Droit et science politique

Témoignages.re / 15 septembre 2003

Le « droit à l’expérimentation » a été reconnu aux diverses collectivités territoriales de la République et à leurs groupements par la loi constitutionnelle du 28 mars 2003.

Révisée par la loi constitutionnelle du 28 mars 2003, la Constitution pose le principe d’une organisation décentralisée de la République et en tire un certain nombre de conséquences au niveau de la répartition des compétences entre l’État et les collectivités territoriales (J.O.R.F., 29 mars 2003, pp. 5568-5570). Ainsi, la décentralisation est érigée au rang de principe à valeur constitutionnelle - donc irréversible - au même titre que les principes d’égalité des citoyens devant la loi et d’indivisibilité de la République. La réforme consacre l’ancrage générique des "régions" - qui occupent une place croissante au plan national comme au niveau européen - et celui des "collectivités à statut particulier". Elle admet encore le principe de l’autonomie financière et fiscale des collectivités territoriales et met en place de nouveaux procédés d’expression directe des citoyens comme le référendum local décisionnel, le référendum statutaire consultatif ou le droit de pétition.
La réforme reconnaît également un "droit à l’expérimentation" aux diverses collectivités territoriales.
Dans son alinéa 4, le nouvel article 72 de la Constitution est ainsi rédigé : « Dans les conditions prévues par la loi organique, et sauf lorsque sont en cause les conditions essentielles d’exercice d’une liberté publique ou d’un droit constitutionnellement garanti, les collectivités territoriales ou leurs groupements peuvent, lorsque, selon le cas, la loi ou le règlement l’a prévu, déroger, à titre expérimental et pour un objet et une durée limités, aux dispositions législatives ou réglementaires qui régissent l’exercice de leurs compétences ».
Cette disposition constitutionnelle est par ailleurs dûment complétée par la loi organique du 1er août 2003 qui est « relative à l’expérimentation par les collectivités territoriales » (J.O.R.F., 2 août 2003, pp. 13217-13218).

- I - Le fondement du "droit à l’expérimentation" dans l’Administration

Il ne faut pas remonter dans un passé trop reculé pour rechercher les racines d’une institution qui vise à mettre en œuvre des politiques publiques sur une portion du territoire national et d’en apprécier le bien-fondé, avant de l’étendre à l’ensemble du pays.
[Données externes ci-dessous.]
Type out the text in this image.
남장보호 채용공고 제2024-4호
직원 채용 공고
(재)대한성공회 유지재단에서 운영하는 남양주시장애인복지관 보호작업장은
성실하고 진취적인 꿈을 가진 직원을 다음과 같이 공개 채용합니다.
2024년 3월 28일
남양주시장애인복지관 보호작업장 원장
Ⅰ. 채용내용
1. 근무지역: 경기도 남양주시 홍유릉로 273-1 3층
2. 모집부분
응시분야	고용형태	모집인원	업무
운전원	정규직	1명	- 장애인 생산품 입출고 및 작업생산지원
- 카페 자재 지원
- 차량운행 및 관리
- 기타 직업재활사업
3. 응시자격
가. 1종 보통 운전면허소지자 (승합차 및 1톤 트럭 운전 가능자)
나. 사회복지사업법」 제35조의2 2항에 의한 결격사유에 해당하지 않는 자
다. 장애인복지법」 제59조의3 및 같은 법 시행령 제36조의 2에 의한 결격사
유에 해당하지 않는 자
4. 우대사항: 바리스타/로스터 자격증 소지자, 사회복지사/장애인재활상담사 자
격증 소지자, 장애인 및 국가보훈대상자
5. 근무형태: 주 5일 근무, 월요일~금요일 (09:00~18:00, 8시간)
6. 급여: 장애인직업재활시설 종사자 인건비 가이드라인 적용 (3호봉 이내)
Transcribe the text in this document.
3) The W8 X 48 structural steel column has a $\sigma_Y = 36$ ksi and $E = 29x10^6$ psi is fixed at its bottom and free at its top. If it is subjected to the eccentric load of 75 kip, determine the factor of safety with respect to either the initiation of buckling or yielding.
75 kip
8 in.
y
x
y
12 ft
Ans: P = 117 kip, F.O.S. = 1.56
M. Jean-Marie Pontier fait ainsi remarquer que les révolutionnaires ne voulaient pas expérimenter : « Ils voulaient instituer une nouvelle administration et pensaient légiférer pour l’éternité. L’administration, que mettent en place le Consulat puis l’Empire, est à l’opposé d’une administration d’expérimentation. Le modèle hiérarchique, centralisé, pyramidal, d’administration que va connaître notre pays suppose la continuité, la durée, l’uniformité qui condamne les exceptions » [1].
C’est en fait dans la seconde moitié du 20ème siècle - et plus précisément au début de la Vème République - que les idées d’expérimentation dans l’organisation administrative vont véritablement germer et se développer. Depuis, la notion d’expérimentation a été reconnue par le Parlement dans certains domaines considérés comme complexes - cas des "services de télécommunications et de communication audiovisuelle" - ou spécialisés - problème des transports en commun par la voie ferroviaire - et au profit de certaines collectivités. Comme exemple, on peut citer la loi du 4 février 1995 : cette loi "d’orientation pour l’aménagement et le développement du territoire" a prévu le transfert au profit des régions qui le souhaiteraient de compétences relatives à la gestion de certaines lignes de chemin de fer pour le transport des passagers.
Le principe d’expérimentation a encore été prévu par la loi du 27 février 2002, relative à la démocratie de proximité : cette loi a eu recours au principe de l’expérimentation pour confier aux régions - en principe jusqu’en 2006 - des compétences nouvelles en matière de gestion des aérodromes et des ports maritimes. L’article 72 de la Constitution indique que « les collectivités territoriales (…) peuvent (…) déroger, à titre expérimental (…) aux dispositions législatives ou réglementaires qui régissent l’exercice de leurs compétences » (alinéa 4).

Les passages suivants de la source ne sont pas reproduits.